El 12 de octubre es una fecha que en Catalunya pasa casi desapercibida. No hay celebraciones ni apenas rechazo activo: simplemente, indiferencia. Por eso sorprende ver a un president de la Generalitat en Madrid. Hacía catorce años que ninguno asistía; el último fue José Montilla, también del PSC. La distancia no es casual. La Fiesta de la Hispanidad no forma parte del imaginario catalán. No hay raíces emocionales ni sentimiento de identidad compartida. Es una celebración ajena, nacida de una mirada colonial y consolidada durante el franquismo como exaltación de la España “una, grande y libre”.

En España, la cuestión nacional sigue siendo una herida abierta. Es un Estado, pero no una nación. La nación que hay detrás de todo esto es Castilla, y el resto de territorios forman parte por adhesión administrativa. Ese es su problema estructural. No todos los Estados son naciones ni todas las naciones tienen Estado. Bélgica, por ejemplo, es un Estado con varias naciones. Estados Unidos es una nación formada por Estados. España, en cambio, es un Estado que quiere ser nación, pero no lo es. Y lo suple con símbolos vacíos. A falta de un relato compartido, España solo puede ofrecer símbolos de orden y sumisión: el ejército, el rey y la cabra de la Legión. El desfile del 12 de octubre es exactamente eso: una representación de poder y jerarquía. Una escenografía de dominio, no de convivencia.

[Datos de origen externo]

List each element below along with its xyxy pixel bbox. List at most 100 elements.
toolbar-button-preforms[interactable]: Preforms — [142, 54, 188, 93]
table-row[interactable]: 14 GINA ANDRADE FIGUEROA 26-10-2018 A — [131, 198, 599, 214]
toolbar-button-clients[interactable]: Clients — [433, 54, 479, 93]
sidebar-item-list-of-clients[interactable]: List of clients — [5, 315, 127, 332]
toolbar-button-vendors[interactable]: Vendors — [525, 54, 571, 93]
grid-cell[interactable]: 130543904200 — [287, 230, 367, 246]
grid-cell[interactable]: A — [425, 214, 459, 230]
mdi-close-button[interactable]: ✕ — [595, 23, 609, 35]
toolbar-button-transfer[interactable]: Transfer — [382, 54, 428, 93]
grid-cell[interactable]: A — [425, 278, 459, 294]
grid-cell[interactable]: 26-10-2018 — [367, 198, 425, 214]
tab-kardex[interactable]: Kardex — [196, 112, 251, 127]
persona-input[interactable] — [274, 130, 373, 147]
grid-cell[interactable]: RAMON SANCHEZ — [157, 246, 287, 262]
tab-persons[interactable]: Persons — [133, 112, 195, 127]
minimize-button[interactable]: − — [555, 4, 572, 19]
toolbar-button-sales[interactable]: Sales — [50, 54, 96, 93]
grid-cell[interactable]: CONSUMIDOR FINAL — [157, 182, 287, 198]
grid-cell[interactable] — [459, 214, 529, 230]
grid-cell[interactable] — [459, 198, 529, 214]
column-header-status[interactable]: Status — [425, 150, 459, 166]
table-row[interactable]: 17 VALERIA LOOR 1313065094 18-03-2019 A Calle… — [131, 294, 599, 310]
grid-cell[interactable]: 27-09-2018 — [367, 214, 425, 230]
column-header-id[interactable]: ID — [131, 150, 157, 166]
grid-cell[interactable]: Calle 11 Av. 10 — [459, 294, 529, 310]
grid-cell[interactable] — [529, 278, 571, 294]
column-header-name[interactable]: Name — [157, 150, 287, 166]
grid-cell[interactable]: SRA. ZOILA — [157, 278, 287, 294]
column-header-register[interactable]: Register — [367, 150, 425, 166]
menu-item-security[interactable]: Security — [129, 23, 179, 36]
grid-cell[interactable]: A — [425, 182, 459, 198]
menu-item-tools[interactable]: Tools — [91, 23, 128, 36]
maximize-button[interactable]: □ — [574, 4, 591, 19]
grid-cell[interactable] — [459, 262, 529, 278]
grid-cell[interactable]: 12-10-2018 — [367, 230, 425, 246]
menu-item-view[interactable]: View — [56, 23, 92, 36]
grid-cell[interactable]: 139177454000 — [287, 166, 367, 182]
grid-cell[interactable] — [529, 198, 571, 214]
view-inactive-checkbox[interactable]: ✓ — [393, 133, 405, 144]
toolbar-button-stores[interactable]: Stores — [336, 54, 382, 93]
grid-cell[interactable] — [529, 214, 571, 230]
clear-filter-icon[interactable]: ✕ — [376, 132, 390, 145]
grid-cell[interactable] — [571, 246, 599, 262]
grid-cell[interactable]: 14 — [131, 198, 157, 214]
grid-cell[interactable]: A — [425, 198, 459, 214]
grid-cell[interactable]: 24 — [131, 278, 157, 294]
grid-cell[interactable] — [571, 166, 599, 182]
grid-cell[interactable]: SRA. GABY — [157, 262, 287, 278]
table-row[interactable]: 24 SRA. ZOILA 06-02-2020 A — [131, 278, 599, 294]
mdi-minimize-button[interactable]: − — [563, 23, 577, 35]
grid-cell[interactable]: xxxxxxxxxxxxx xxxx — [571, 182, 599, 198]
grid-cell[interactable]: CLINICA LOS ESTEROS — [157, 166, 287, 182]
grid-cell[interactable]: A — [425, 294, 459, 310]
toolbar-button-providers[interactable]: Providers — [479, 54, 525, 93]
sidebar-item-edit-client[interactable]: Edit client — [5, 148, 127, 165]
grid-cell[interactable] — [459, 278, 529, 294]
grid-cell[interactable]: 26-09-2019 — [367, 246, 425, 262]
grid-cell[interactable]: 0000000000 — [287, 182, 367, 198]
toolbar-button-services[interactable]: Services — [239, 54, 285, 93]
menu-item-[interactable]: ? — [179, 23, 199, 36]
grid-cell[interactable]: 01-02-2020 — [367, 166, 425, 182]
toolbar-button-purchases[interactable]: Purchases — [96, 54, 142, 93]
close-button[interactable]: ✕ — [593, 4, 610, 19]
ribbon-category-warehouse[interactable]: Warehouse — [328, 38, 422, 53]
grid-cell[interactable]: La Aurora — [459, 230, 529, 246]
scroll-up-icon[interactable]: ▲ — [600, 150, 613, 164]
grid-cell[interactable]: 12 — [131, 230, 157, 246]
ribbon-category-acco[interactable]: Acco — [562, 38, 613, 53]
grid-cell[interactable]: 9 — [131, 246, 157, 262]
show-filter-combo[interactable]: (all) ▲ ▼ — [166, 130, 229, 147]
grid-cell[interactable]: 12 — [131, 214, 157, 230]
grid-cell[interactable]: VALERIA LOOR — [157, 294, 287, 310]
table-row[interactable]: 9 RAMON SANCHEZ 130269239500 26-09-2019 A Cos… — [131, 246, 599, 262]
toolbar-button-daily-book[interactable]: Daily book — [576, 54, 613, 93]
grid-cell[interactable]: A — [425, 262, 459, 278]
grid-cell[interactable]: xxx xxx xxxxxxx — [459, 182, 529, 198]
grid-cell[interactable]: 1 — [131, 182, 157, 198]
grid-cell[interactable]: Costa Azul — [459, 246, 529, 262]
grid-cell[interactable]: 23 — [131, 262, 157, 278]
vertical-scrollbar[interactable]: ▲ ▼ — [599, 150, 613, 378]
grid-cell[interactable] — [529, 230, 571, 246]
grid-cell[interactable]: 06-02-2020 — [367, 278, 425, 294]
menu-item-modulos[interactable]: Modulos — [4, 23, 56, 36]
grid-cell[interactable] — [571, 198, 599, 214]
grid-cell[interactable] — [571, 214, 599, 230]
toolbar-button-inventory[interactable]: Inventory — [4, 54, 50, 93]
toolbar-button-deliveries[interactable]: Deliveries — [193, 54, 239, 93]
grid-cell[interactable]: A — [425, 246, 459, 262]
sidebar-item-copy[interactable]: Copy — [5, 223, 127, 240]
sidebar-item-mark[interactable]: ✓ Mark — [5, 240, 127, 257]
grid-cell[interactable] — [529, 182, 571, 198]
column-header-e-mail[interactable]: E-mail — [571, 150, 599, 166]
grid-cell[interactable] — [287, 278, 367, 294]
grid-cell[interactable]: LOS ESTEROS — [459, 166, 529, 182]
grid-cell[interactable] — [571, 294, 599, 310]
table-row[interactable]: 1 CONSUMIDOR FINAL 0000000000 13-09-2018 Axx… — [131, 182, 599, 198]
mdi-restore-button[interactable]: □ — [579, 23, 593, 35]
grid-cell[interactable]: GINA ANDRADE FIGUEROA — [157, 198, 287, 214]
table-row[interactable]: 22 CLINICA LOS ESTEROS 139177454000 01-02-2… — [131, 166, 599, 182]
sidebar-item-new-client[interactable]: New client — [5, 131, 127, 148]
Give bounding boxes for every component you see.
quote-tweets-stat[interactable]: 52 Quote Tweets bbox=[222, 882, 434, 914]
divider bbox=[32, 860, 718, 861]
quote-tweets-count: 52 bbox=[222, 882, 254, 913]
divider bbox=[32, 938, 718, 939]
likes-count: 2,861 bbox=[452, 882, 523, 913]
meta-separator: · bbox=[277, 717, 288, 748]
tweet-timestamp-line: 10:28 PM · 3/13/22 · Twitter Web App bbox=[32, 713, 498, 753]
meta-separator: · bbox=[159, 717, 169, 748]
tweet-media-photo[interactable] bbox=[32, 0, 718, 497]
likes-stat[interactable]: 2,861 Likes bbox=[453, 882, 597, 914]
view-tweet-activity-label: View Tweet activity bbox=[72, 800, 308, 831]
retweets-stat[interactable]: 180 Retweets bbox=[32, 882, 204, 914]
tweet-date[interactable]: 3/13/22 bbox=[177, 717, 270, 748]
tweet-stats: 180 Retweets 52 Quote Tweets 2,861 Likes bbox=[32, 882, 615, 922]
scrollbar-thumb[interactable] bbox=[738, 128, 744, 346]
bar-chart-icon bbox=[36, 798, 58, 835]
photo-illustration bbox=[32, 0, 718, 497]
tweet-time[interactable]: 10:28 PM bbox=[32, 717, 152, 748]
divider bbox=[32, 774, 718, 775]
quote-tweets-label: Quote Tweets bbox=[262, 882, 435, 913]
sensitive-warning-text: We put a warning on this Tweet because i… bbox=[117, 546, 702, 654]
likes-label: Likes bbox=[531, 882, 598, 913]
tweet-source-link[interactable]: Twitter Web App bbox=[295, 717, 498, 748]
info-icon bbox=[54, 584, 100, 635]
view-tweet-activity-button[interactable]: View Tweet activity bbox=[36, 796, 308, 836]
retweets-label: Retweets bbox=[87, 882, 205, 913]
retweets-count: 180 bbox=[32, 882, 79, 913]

El día en que el país sufría, el president que prometió “más gestión y menos bandera” estaba jurando bandera; no cualquiera, sino la española

Por eso sorprende —o no— que Salvador Illa haya asistido. Históricamente, ni el lehendakari ni el president acostumbran a hacerlo. Ir allí es realizar un gesto de subordinación simbólica. Una genuflexión ante un relato que no es el nuestro. En el PSC lo saben perfectamente. Y por eso, cuando vieron la coincidencia del desfile con las inundaciones que afectaban especialmente a las Terres de l’Ebre, se apresuraron a decir que el president “estaba conectado”. Tanto insistieron los medios en subrayarlo que el mensaje acabó siendo el contrario: el president Illa no estaba.

Qué ironía. El día en que el país sufría, el president que prometió “más gestión y menos bandera” estaba jurando bandera. No cualquiera, sino la española. Y no en un acto institucional, sino en un desfile militar, con el rey y la cabra. El simbolismo es demoledor. Illa quiso parecer un hombre de Estado y acabó mostrándose como un hombre de obediencia. Perdió la oportunidad de ser un president catalán responsable para convertirse en un soldado disciplinado de la hispanidad. La gestión, aquel valor que debía distinguirlo, desapareció entre himnos y uniformes. Y lo que queda es la imagen de un president que, en el momento de elegir entre servir al país o jurar bandera, eligió la bandera. Concretamente, la española. Con el rey y la cabra.